Dalam hal ini Imam Ahmad meriwayatkan sebuah hadits dari Rasulullah SAW yang menceritakan bahwa jika beliau tertimpa sesuatu yang mengejutkan, beliau akan melakukan shalat.

Juga diriwayatkan dari Abdullah Ibnu Abbas, bahwa beliau diberitahu tentang kematian putrinya, sedang ketika itu ia dalam perjalanan. Mendengar berita tersebut ia mengucapkan istirja (membaca Inna lil-laahi wa inna ilaihi Raji’uun). Kemudian ia berhenti sebentar, dan turun dari kendaraannya, lalu mendirikan shalat. Setelah itu ia meneruskan perjalanan sambil membaca ayat:


“…Dan sesungguhnya yang demikian itu sungguh berat, kecuali bagi orang-orang yang khusyu'” (QS. Al-Baqarah (2): 45)

Artinya sesungguhnya shalat itu terasa sangat berat kecuali bagi orang-orang yang takut kepada siksaan Allah.

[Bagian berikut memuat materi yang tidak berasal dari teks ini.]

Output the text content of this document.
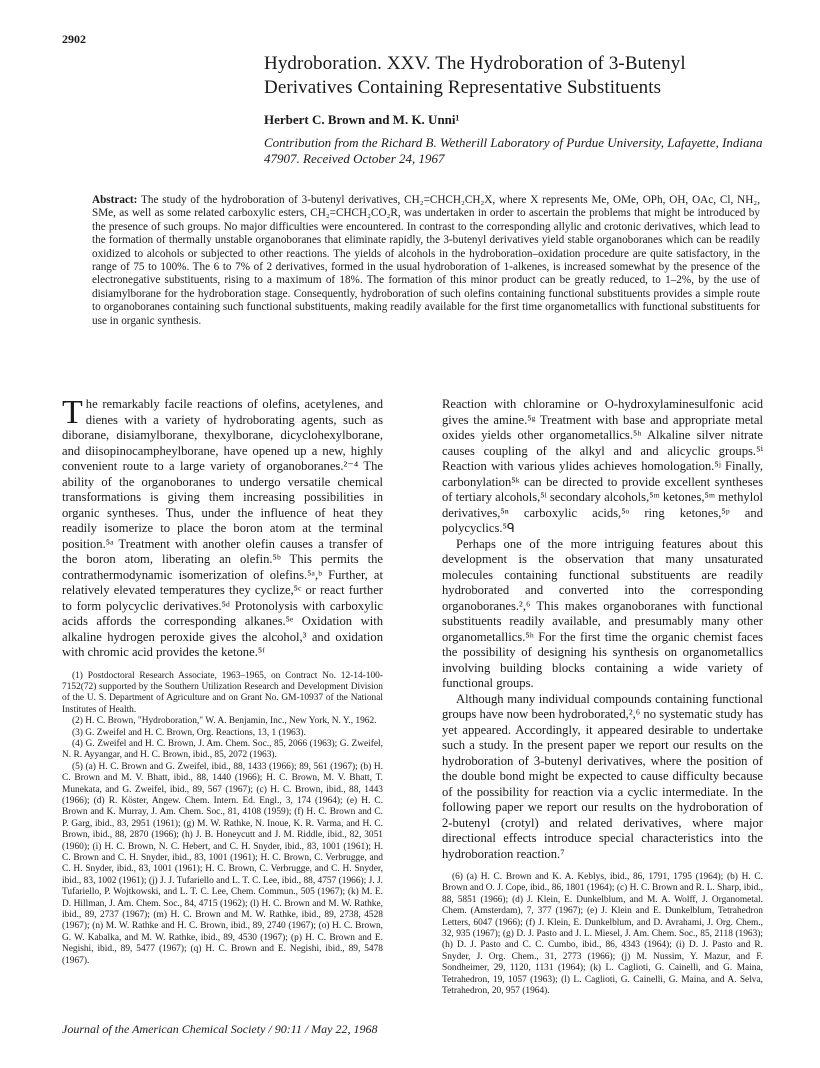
2902
Hydroboration. XXV. The Hydroboration of 3-Butenyl Derivatives Containing Representative Substituents
Herbert C. Brown and M. K. Unni¹
Contribution from the Richard B. Wetherill Laboratory of Purdue University, Lafayette, Indiana 47907. Received October 24, 1967
Abstract: The study of the hydroboration of 3-butenyl derivatives, CH₂=CHCH₂CH₂X, where X represents Me, OMe, OPh, OH, OAc, Cl, NH₂, SMe, as well as some related carboxylic esters, CH₂=CHCH₂CO₂R, was undertaken in order to ascertain the problems that might be introduced by the presence of such groups. No major difficulties were encountered. In contrast to the corresponding allylic and crotonic derivatives, which lead to the formation of thermally unstable organoboranes that eliminate rapidly, the 3-butenyl derivatives yield stable organoboranes which can be readily oxidized to alcohols or subjected to other reactions. The yields of alcohols in the hydroboration–oxidation procedure are quite satisfactory, in the range of 75 to 100%. The 6 to 7% of 2 derivatives, formed in the usual hydroboration of 1-alkenes, is increased somewhat by the presence of the electronegative substituents, rising to a maximum of 18%. The formation of this minor product can be greatly reduced, to 1–2%, by the use of disiamylborane for the hydroboration stage. Consequently, hydroboration of such olefins containing functional substituents provides a simple route to organoboranes containing such functional substituents, making readily available for the first time organometallics with functional substituents for use in organic synthesis.

The remarkably facile reactions of olefins, acetylenes, and dienes with a variety of hydroborating agents, such as diborane, disiamylborane, thexylborane, dicyclohexylborane, and diisopinocampheylborane, have opened up a new, highly convenient route to a large variety of organoboranes.²⁻⁴ The ability of the organoboranes to undergo versatile chemical transformations is giving them increasing possibilities in organic syntheses. Thus, under the influence of heat they readily isomerize to place the boron atom at the terminal position.⁵ᵃ Treatment with another olefin causes a transfer of the boron atom, liberating an olefin.⁵ᵇ This permits the contrathermodynamic isomerization of olefins.⁵ᵃ,ᵇ Further, at relatively elevated temperatures they cyclize,⁵ᶜ or react further to form polycyclic derivatives.⁵ᵈ Protonolysis with carboxylic acids affords the corresponding alkanes.⁵ᵉ Oxidation with alkaline hydrogen peroxide gives the alcohol,³ and oxidation with chromic acid provides the ketone.⁵ᶠ

(1) Postdoctoral Research Associate, 1963–1965, on Contract No. 12-14-100-7152(72) supported by the Southern Utilization Research and Development Division of the U. S. Department of Agriculture and on Grant No. GM-10937 of the National Institutes of Health.

(2) H. C. Brown, "Hydroboration," W. A. Benjamin, Inc., New York, N. Y., 1962.

(3) G. Zweifel and H. C. Brown, Org. Reactions, 13, 1 (1963).

(4) G. Zweifel and H. C. Brown, J. Am. Chem. Soc., 85, 2066 (1963); G. Zweifel, N. R. Ayyangar, and H. C. Brown, ibid., 85, 2072 (1963).

(5) (a) H. C. Brown and G. Zweifel, ibid., 88, 1433 (1966); 89, 561 (1967); (b) H. C. Brown and M. V. Bhatt, ibid., 88, 1440 (1966); H. C. Brown, M. V. Bhatt, T. Munekata, and G. Zweifel, ibid., 89, 567 (1967); (c) H. C. Brown, ibid., 88, 1443 (1966); (d) R. Köster, Angew. Chem. Intern. Ed. Engl., 3, 174 (1964); (e) H. C. Brown and K. Murray, J. Am. Chem. Soc., 81, 4108 (1959); (f) H. C. Brown and C. P. Garg, ibid., 83, 2951 (1961); (g) M. W. Rathke, N. Inoue, K. R. Varma, and H. C. Brown, ibid., 88, 2870 (1966); (h) J. B. Honeycutt and J. M. Riddle, ibid., 82, 3051 (1960); (i) H. C. Brown, N. C. Hebert, and C. H. Snyder, ibid., 83, 1001 (1961); H. C. Brown and C. H. Snyder, ibid., 83, 1001 (1961); H. C. Brown, C. Verbrugge, and C. H. Snyder, ibid., 83, 1001 (1961); H. C. Brown, C. Verbrugge, and C. H. Snyder, ibid., 83, 1002 (1961); (j) J. J. Tufariello and L. T. C. Lee, ibid., 88, 4757 (1966); J. J. Tufariello, P. Wojtkowski, and L. T. C. Lee, Chem. Commun., 505 (1967); (k) M. E. D. Hillman, J. Am. Chem. Soc., 84, 4715 (1962); (l) H. C. Brown and M. W. Rathke, ibid., 89, 2737 (1967); (m) H. C. Brown and M. W. Rathke, ibid., 89, 2738, 4528 (1967); (n) M. W. Rathke and H. C. Brown, ibid., 89, 2740 (1967); (o) H. C. Brown, G. W. Kabalka, and M. W. Rathke, ibid., 89, 4530 (1967); (p) H. C. Brown and E. Negishi, ibid., 89, 5477 (1967); (q) H. C. Brown and E. Negishi, ibid., 89, 5478 (1967).

Reaction with chloramine or O-hydroxylaminesulfonic acid gives the amine.⁵ᵍ Treatment with base and appropriate metal oxides yields other organometallics.⁵ʰ Alkaline silver nitrate causes coupling of the alkyl and and alicyclic groups.⁵ⁱ Reaction with various ylides achieves homologation.⁵ʲ Finally, carbonylation⁵ᵏ can be directed to provide excellent syntheses of tertiary alcohols,⁵ˡ secondary alcohols,⁵ᵐ ketones,⁵ᵐ methylol derivatives,⁵ⁿ carboxylic acids,⁵ᵒ ring ketones,⁵ᵖ and polycyclics.⁵ᑫ

Perhaps one of the more intriguing features about this development is the observation that many unsaturated molecules containing functional substituents are readily hydroborated and converted into the corresponding organoboranes.²,⁶ This makes organoboranes with functional substituents readily available, and presumably many other organometallics.⁵ʰ For the first time the organic chemist faces the possibility of designing his synthesis on organometallics involving building blocks containing a wide variety of functional groups.

Although many individual compounds containing functional groups have now been hydroborated,²,⁶ no systematic study has yet appeared. Accordingly, it appeared desirable to undertake such a study. In the present paper we report our results on the hydroboration of 3-butenyl derivatives, where the position of the double bond might be expected to cause difficulty because of the possibility for reaction via a cyclic intermediate. In the following paper we report our results on the hydroboration of 2-butenyl (crotyl) and related derivatives, where major directional effects introduce special characteristics into the hydroboration reaction.⁷

(6) (a) H. C. Brown and K. A. Keblys, ibid., 86, 1791, 1795 (1964); (b) H. C. Brown and O. J. Cope, ibid., 86, 1801 (1964); (c) H. C. Brown and R. L. Sharp, ibid., 88, 5851 (1966); (d) J. Klein, E. Dunkelblum, and M. A. Wolff, J. Organometal. Chem. (Amsterdam), 7, 377 (1967); (e) J. Klein and E. Dunkelblum, Tetrahedron Letters, 6047 (1966); (f) J. Klein, E. Dunkelblum, and D. Avrahami, J. Org. Chem., 32, 935 (1967); (g) D. J. Pasto and J. L. Miesel, J. Am. Chem. Soc., 85, 2118 (1963); (h) D. J. Pasto and C. C. Cumbo, ibid., 86, 4343 (1964); (i) D. J. Pasto and R. Snyder, J. Org. Chem., 31, 2773 (1966); (j) M. Nussim, Y. Mazur, and F. Sondheimer, 29, 1120, 1131 (1964); (k) L. Caglioti, G. Cainelli, and G. Maina, Tetrahedron, 19, 1057 (1963); (l) L. Caglioti, G. Cainelli, G. Maina, and A. Selva, Tetrahedron, 20, 957 (1964).

Journal of the American Chemical Society / 90:11 / May 22, 1968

Shalat dirasakan tidak berat bagi mereka karena dilakukan penuh dengan mubnajat kepada Allah SWT. Sehingga shalat tidak dirasakan sebagai perbuatan yang melelahkan.

Karenanya Rasulullah SAW., bersabda, “Hatiku merasa tenteram bila sedang shalat.”

Hal ini ketika beliau sibuk dengan shalat, hatinya terasa tenteram. Dan kesibukan-kesibukan selain shalat, yakni kesibukan duniawi, dirasakan oleh beliau sebagai sangat berat.

Lebih-lebih, mereka selalu memperhatikan tabungan pahala yang akan diterima kelak di akhirat sebagai imbalan atas amal shalatnya. Sehingga tugas shalat itu sendiri semakin kelihatan ringan. Karenanya, pernah dikatakan kepada Ar-Rabi’ Ibnu Khaitsam yang melakukan shalat yang sangat lama, “Anda telah membuat capai diri Anda sendiri”. Ia menjawab, “Aku mengharap ketenangan dalam shalat”. Dikatakan lagi kepadanya, “Siapapun yang mengetahui apa kehendak dirinya, maka baginya akan mudah melaksanakan yang ia upayakan. Dan siapapun yang yakin balasan yang akan diterimanya, maka jelas ia akan semangat didalam melaksanakannya.”

Kemudian Allah menjelaskan sifat orang-orang yang khusyu’. Sifat-sifat itu sekaligus dapat mendekatkan diri kepada Allah, disamping akan melahirkan sikap taat dan tunduk kepada-Nya. Karenanya Allah berfirman:


“(yaitu) orang-orang yang meyakini, bahwa mereka akan menemui Tuhan-nya, dan bahwa mereka akan kembali kepada-Nya.” (QS. Al-Baqarah (2): 46)

Maksudnya shalat itu dirasakan tidak berat bagi oang-orang yang khusyu’. Yaitu orang-orang yang meyakini akan bertemu dengan Tuhannya kelak dihari perhitungan. Mereka pun sadar akan kembali kepada Allah setelah dibangkitkan, kemudian diberi balasan setimapal sesuai dengan perbuatan selama didunia. Didalam ayat tersebut di pakai kata zhan (menyangka = menduga) sebagai sindiran bagi orang yang melakukan zhan (sangkaan) akan melihat pahala atas jerih payahnya di dalam shalat, maka ia akan merasa mudah didalam melaksanakannya.

Karenanya, maka ungkapan yang dipakai didalam ayat ini di gunakan kata-kata zhan, sehingga kecaman itu akan tampak lebih pedas. Jadi seakan-akan para rahib Yahudi yang memerintahkan orang-orang agar berbuat kebajikan, tetapi melupakan dirinya, berarti iman mereka terhadap kitab yangada padanya tidaklah sampai kepada derajat zhan yang bisa menuntun mereka agar lebih hati-hati dalam beramal.